Ambrose Campbell and his band played in the jazz venues of London’s west-end, including a club called Abalabi on Berwick Street in Soho, which was owned by a fellow Nigerian, Ola Dosunmu. Dosunmu and his English wife, later opened another club on Wardour Street called Club Afrique – the WARB performed there too.

Ambrose Oladipupo Campbell was a celebrated figure in bohemian Soho, and his friends and contemporaries included British jazz greats Ronnie Scott and Johnny Dankworth.

Campbell moved to America in 1972 where he continued to be involved in music. He performed on Willie Nelson’s One for the Road, and received a gold disc for his recording. Ambrose Campbell returned to the UK in 2004, settled in Plymouth, and died on June 22, 2006 at the age of 86.

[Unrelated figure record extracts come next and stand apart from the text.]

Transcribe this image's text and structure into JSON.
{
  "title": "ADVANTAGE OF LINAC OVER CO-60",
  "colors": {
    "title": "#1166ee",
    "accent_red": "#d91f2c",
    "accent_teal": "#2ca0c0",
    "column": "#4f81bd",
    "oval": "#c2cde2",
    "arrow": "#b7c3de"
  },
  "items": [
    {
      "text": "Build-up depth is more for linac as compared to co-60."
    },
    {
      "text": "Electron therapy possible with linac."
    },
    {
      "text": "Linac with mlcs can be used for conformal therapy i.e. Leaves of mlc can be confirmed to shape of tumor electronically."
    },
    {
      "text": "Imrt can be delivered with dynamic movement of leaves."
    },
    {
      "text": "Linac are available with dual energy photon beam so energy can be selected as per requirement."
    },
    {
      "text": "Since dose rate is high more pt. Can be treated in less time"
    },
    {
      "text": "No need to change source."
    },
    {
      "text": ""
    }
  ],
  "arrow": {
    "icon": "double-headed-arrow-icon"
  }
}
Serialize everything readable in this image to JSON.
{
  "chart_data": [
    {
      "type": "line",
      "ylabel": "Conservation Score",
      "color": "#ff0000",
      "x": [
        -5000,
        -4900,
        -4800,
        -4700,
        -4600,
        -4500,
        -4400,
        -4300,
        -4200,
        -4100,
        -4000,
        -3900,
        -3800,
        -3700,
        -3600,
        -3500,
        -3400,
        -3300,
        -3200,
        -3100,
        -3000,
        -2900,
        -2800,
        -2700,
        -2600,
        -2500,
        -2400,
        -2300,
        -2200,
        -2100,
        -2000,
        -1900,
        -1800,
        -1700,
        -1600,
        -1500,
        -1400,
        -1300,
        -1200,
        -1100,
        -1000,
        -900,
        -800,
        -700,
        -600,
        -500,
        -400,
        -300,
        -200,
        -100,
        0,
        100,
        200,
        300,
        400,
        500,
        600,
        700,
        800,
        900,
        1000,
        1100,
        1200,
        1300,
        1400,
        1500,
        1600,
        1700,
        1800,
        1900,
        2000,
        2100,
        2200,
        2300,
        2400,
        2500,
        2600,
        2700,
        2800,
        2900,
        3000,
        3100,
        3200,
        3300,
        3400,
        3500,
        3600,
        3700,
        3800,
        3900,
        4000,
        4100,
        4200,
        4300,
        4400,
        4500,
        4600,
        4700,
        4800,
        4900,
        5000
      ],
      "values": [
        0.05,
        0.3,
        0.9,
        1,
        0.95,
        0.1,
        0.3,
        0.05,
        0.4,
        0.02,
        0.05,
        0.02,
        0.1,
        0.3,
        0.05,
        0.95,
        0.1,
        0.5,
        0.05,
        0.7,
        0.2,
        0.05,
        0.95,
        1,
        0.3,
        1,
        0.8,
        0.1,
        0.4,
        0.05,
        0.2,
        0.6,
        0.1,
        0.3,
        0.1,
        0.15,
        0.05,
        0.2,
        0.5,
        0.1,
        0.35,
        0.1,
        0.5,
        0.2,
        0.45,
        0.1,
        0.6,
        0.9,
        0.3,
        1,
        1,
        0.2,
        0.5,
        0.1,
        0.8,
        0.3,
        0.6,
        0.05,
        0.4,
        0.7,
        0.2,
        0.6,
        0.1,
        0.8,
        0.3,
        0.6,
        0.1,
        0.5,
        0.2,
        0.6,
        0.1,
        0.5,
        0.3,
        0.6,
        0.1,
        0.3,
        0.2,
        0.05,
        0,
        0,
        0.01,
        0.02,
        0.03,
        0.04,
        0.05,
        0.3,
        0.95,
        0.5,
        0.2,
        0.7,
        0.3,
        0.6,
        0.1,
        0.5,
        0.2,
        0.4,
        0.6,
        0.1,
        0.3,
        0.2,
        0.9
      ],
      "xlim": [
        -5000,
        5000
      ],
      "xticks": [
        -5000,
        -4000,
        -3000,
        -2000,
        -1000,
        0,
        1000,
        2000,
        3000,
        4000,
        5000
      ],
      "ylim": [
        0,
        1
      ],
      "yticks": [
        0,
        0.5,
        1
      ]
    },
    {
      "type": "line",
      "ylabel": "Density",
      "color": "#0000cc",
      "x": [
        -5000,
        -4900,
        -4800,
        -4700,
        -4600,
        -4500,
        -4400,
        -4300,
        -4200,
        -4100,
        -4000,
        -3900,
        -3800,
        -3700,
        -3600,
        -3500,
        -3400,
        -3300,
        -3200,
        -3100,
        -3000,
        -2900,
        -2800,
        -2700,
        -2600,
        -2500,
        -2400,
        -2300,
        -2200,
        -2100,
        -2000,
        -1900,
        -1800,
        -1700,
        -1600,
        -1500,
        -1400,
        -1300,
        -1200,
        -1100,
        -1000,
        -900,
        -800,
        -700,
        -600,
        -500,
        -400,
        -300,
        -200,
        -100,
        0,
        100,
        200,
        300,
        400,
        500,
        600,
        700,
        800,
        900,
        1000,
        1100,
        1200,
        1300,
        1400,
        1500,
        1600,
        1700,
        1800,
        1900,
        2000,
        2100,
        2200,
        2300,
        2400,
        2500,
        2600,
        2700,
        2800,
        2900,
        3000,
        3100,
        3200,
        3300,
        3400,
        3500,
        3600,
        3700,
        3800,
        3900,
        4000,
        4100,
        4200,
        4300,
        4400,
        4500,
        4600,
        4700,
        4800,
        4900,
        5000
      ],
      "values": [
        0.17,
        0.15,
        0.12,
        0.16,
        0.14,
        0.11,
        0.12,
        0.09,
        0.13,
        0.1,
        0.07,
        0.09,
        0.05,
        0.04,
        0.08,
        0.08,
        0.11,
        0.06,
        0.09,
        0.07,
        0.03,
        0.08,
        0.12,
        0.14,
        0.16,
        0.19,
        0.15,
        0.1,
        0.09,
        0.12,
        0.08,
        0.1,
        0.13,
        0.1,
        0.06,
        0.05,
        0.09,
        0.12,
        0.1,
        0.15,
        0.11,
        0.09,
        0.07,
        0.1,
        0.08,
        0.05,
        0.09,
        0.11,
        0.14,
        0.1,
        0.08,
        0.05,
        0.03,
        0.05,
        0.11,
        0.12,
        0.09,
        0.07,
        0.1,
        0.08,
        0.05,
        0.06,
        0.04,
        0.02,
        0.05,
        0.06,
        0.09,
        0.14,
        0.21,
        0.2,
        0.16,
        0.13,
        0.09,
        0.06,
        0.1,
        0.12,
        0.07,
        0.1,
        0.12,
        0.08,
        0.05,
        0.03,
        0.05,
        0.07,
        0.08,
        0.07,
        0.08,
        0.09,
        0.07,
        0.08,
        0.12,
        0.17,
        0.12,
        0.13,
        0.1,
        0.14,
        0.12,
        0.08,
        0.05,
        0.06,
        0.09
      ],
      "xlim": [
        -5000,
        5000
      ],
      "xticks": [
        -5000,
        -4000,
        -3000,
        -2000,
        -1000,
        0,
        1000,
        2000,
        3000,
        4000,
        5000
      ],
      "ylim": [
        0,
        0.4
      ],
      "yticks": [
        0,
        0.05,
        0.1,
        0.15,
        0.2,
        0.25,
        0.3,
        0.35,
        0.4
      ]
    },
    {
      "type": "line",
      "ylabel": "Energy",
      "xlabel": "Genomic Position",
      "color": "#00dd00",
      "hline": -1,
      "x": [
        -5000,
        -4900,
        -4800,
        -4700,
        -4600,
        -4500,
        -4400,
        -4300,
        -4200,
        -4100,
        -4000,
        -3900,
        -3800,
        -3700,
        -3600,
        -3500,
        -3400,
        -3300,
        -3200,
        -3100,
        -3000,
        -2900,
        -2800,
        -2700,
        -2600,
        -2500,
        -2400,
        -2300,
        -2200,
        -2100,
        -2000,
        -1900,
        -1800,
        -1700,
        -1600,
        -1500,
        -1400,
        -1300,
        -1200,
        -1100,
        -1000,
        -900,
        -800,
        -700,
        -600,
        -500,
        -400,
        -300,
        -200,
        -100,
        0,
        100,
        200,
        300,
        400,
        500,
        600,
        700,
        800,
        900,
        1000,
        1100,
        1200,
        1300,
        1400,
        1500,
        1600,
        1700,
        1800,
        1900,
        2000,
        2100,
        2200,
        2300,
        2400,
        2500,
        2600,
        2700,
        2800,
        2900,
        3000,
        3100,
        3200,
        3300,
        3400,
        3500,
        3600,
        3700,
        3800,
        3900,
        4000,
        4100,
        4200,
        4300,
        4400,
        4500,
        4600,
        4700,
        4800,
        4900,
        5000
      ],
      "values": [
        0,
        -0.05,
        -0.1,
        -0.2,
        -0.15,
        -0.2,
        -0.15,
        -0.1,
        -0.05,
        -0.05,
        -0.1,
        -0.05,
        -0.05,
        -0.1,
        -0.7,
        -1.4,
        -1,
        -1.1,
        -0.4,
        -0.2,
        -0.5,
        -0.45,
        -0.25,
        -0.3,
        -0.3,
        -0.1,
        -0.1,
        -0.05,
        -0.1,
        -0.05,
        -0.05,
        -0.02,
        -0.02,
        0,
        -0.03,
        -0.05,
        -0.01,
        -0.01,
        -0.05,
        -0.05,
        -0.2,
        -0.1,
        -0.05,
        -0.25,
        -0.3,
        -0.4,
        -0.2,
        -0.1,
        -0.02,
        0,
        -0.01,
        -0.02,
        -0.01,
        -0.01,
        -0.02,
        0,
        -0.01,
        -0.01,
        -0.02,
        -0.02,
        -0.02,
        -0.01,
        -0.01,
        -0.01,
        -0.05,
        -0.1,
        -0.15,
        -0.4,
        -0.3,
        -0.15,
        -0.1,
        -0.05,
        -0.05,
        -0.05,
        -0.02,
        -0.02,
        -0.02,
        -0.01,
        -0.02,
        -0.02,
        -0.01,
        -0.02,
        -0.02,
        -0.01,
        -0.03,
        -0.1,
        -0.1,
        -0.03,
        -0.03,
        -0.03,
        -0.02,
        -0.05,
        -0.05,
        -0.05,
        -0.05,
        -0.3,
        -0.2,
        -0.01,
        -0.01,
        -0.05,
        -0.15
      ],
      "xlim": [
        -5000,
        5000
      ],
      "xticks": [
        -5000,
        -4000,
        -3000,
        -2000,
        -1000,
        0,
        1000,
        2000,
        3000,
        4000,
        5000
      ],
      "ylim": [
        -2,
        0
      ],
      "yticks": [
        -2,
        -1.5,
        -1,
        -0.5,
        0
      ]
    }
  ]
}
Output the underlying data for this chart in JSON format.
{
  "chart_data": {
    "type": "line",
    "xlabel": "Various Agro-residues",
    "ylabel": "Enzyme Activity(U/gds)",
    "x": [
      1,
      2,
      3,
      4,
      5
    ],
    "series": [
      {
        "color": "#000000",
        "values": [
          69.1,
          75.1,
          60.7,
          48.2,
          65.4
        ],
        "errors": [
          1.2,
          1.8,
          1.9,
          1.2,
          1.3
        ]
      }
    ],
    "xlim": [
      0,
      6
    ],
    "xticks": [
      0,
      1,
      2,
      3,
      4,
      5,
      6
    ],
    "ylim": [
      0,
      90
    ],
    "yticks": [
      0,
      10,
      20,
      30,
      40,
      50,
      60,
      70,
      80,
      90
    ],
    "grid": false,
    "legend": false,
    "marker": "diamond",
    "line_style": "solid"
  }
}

When Campbell died, several obituaries were written in British newspapers. The obituary in The Times opened with the following words: Ambrose Campbell – Nigerian-born musician whose relaxed African rhythms and harmonies made a stir in drab postwar Britain.

That tribute went on to state that Campbell led what may well have been the first band of British-based black musicians.

He formed his band several years before the Empire Windrush docked at Tilbury from the Caribbean, two decades before the first Notting Hill carnival and more than 40 years before the term “world music” was invented.

An article in the Observer, written a few months before his death, was more explicit and stated that Campbell was "the founder of Britain’s first Black band!"